The SEC filing stated, “The SEC is not opining as to the legality, under the federal securities laws, of the transactions outlined in the Plan,” and added that it “reserves its rights to challenge transactions involving crypto assets.” This indicates the regulator’s intent to intervene if it finds the repayment methods to breach securities regulations.
The SEC also pointed out that FTX’s repayment plan lacks details on who will manage the distribution of stablecoins, should these provisions be approved. Aligning with the U.S. Trustee overseeing the bankruptcy, the SEC opposes a discharge provision in the plan that would protect FTX’s debtors from any future legal claims by creditors. The U.S. Trustee argues that without removing this discharge protection, the court should not approve the bankruptcy plan.
FTX’s bankruptcy has incurred substantial costs, with administrative fees surpassing $800 million. Despite these high costs, FTX has presented a plan to repay 98% of its creditors, prioritizing those with claims of $50,000 or less. For other creditors, the plan includes full repayment plus 9% interest from the date of the bankruptcy filing.
Amid its bankruptcy proceedings, FTX has considered several strategies to enhance creditor recovery, including relaunching its exchange to generate funds.
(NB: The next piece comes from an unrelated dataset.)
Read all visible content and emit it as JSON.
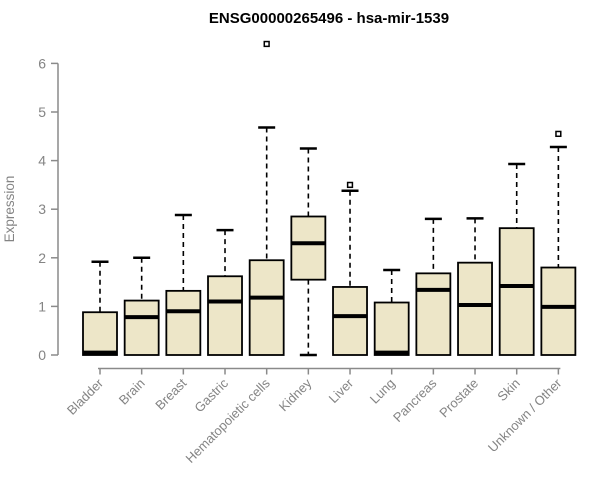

Despite some backing for these proposals, FTX’s leadership, led by CEO John Ray III, has dismissed the idea of restarting the platform, citing a lack of potential investors.
In August, FTX , which declared bankruptcy in November 2022, claimed an amended reorganization plan won overwhelming preliminary support from all sections of creditors entitled to vote. The crypto exchange estimated the total value that will be distributed to creditors will range anywhere between $14.5 and $16.3 billion.
As part of its efforts to pay off its bankruptcy debt, the exchange earlier stated that it will soon offload its stake in artificial intelligence firm Anthropic worth around $1 billion.